Hydroseeding occurs annually and is an important part of both below-the-road and above-the-road revegetation.
IPF's compost blanket work, which has been ongoing since 2004, is making a difference in greening up the steep slopes below the Top Cut. Federal highways enhancement grants have been used to fund the installation of compost blankets.
Revegetation throughout the Pass corridor continues to play a substantial role in the Independence Pass Foundation's restoration work. Since 2004, IPF has undertaken a series of "compost blanket" projects on the steep and severely eroded hillsides below the one- and one-half mile stretch of the Pass known as the Top Cut. The Top Cut, where IPF has worked since 1996, lies just below the summit on the west side.
The lack of organic nutrients in the soil limited the natural revegetation of the slopes below the road. Begun on an experimental basis in 2004, the compost blankets have proven over the years to make up for this deficiency. Organic compost impregnated with native grass seed is spread over the slopes with a blower. The annual growth/dieback cycle that plants undergo replenishes organic material, helping the grassy areas to become self-sustaining.

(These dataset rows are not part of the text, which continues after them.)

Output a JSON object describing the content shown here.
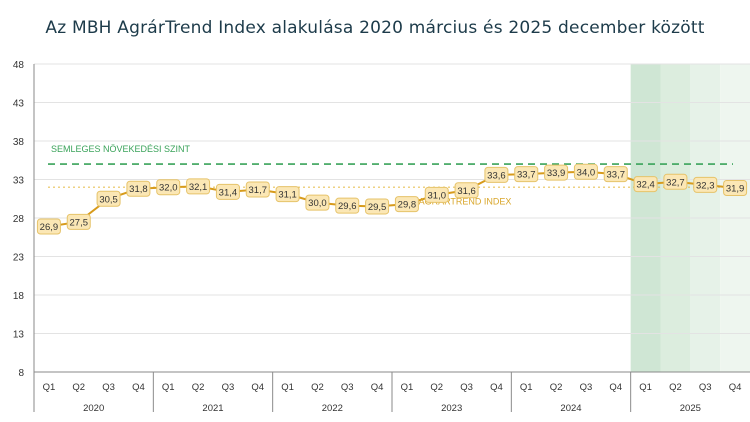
{
  "chart_data": {
    "type": "line",
    "title": "Az MBH AgrárTrend Index alakulása 2020 március és 2025 december között",
    "ylim": [
      8,
      48
    ],
    "yticks": [
      "8",
      "13",
      "18",
      "23",
      "28",
      "33",
      "38",
      "43",
      "48"
    ],
    "quarters": [
      "Q1",
      "Q2",
      "Q3",
      "Q4",
      "Q1",
      "Q2",
      "Q3",
      "Q4",
      "Q1",
      "Q2",
      "Q3",
      "Q4",
      "Q1",
      "Q2",
      "Q3",
      "Q4",
      "Q1",
      "Q2",
      "Q3",
      "Q4",
      "Q1",
      "Q2",
      "Q3",
      "Q4"
    ],
    "years": [
      "2020",
      "2021",
      "2022",
      "2023",
      "2024",
      "2025"
    ],
    "series": [
      {
        "name": "AGRÁRTREND INDEX",
        "color": "#f0b429",
        "values": [
          26.9,
          27.5,
          30.5,
          31.8,
          32.0,
          32.1,
          31.4,
          31.7,
          31.1,
          30.0,
          29.6,
          29.5,
          29.8,
          31.0,
          31.6,
          33.6,
          33.7,
          33.9,
          34.0,
          33.7,
          32.4,
          32.7,
          32.3,
          31.9
        ],
        "labels": [
          "26,9",
          "27,5",
          "30,5",
          "31,8",
          "32,0",
          "32,1",
          "31,4",
          "31,7",
          "31,1",
          "30,0",
          "29,6",
          "29,5",
          "29,8",
          "31,0",
          "31,6",
          "33,6",
          "33,7",
          "33,9",
          "34,0",
          "33,7",
          "32,4",
          "32,7",
          "32,3",
          "31,9"
        ]
      }
    ],
    "reference_lines": [
      {
        "name": "SEMLEGES NÖVEKEDÉSI SZINT",
        "value": 35,
        "color": "#3aa35a",
        "style": "dashed"
      },
      {
        "value": 32,
        "color": "#e8c25a",
        "style": "dotted"
      }
    ],
    "shaded_quarters": [
      {
        "index": 20,
        "color": "#cfe6d4"
      },
      {
        "index": 21,
        "color": "#dcedde"
      },
      {
        "index": 22,
        "color": "#e6f2e8"
      },
      {
        "index": 23,
        "color": "#eef6ef"
      }
    ],
    "grid": true
  }
}
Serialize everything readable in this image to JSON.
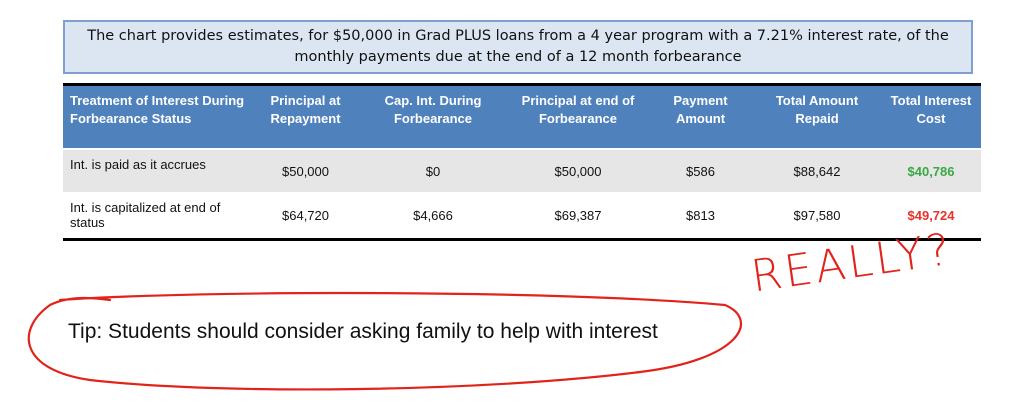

IPF continued its compost blanket application at the Top Cut in 2011 with a new, more "low-tech" approach. Instead of a blower truck and extensive lock-down netting installation, we worked with Axe Trucking to apply compost using its high-speed conveyor that sprayed compost below the road for a distance of 100-120'. This approach was faster than previous projects that used a blower truck and a long hose to move compost further down the hill. Although some areas could not be reached for treatment, we believe that the efficiency and speed of the conveyor system was a significant advantage. We followed up the composting with a hydromulch and fertilizer application.
Federal grants to improve highways, recommended by the Colorado department of Transportation, have been hugely important to IPF's ability to revegetate the once barren hillsides below the Top Cut. IPF has received an additional $52,000 federal highways enhancement grant for more compost blanket treatment.
2011 Compost Blanket Project. The loader dumps compost in the hopper of the high speed conveyor that in turn shoots the material out 20 to 30 feet over the side of the slope below the Top Cut. The compost is deposited for a distance of 100 to 120 feet down the hillside.